Dante. Inferno. Literature of the Western World: Vol. I. 3rd ed. by Brian Wilkie and James Hurt. NY: MacMillan Pub. Co., 1992. 14121550.

Delahoyde, Michael. "Hildegard of Bingen." Medieval and Renaissance Humanities. http://www.wsu.edu/~delahoyd/medieval&renaissance/hildegard.html (13 September 2002).

Dexter, Beatrice. "Oil Rig Drills Hole into Hell!" Weekly World News 7 April 1992: 24-25.

Donaldson, E. Talbot. "The Myth of Courtly Love." Speaking of Chaucer.

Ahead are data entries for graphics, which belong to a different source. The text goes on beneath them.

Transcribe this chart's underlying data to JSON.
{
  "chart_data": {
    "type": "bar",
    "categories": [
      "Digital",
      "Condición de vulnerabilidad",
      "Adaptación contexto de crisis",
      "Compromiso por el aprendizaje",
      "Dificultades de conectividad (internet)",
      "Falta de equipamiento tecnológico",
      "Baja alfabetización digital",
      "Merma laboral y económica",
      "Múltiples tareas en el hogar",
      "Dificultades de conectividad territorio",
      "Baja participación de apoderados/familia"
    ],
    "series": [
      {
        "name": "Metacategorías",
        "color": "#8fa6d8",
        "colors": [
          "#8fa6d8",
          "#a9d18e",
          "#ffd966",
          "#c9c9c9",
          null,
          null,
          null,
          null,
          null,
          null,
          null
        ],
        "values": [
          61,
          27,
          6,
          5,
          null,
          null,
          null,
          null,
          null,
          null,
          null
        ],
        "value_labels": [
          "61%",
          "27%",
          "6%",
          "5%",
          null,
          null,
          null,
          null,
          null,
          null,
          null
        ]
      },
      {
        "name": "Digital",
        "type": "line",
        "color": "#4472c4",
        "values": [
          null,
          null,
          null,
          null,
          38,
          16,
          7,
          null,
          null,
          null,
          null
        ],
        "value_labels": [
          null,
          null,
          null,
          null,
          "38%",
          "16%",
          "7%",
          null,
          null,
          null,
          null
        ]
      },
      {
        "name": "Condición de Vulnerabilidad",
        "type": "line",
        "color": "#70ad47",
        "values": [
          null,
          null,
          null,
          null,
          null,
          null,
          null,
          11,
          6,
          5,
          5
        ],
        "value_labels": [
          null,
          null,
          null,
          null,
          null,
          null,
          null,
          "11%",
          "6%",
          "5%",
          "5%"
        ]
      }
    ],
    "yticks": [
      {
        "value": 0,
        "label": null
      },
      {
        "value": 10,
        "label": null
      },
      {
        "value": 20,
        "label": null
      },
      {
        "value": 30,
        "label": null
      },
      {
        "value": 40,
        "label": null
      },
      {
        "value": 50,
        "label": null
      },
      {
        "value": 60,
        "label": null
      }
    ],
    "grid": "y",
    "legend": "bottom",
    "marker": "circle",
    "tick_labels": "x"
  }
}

NY: W.W. Norton and Co., Inc., 1970. 154-163.

Durling, Robert M. "Deceit and Digestion in the Belly of Hell." Allegory and Interpretation: Selected Papers from the English Institute, 197980. n.s. #5. Ed. Stephen J. Greenblatt. Baltimore: The Johns Hopkins Press, 1981. 61-93.

_____. "'Io son venuto': Seneca, Plato, and the Microcosm." Dante Studies 93 (1975): 95-129.

Grandgent, C.H., and Charles S. Singleton, eds. Companion to The Divine Comedy. Cambridge: Harvard University Press, 1975.

Hildegard von Bingen. Canticles of Ecstasy. Perf. Sequentia. Deutsche Harmonia Mundi, 1994.

Hirsch, Edward. "A Fresh Hell." Rev. of Dante's Inferno, by Robert Pinsky, ed. The New Yorker 8 July 1995: 87-90.

Hughes, Robert. Heaven and Hell in Western Art. NY: Stein and Day, Pub., 1968.

Loyn, H.R., ed. The Middle Ages: A Concise Encyclopedia. London: Thames and Hudson Ltd., 1989.

Monty Python and the Holy Grail. Dir. Terry Gilliam. Python Pictures, 1974.

The New English Bible. NY: Oxford University Press, 1972.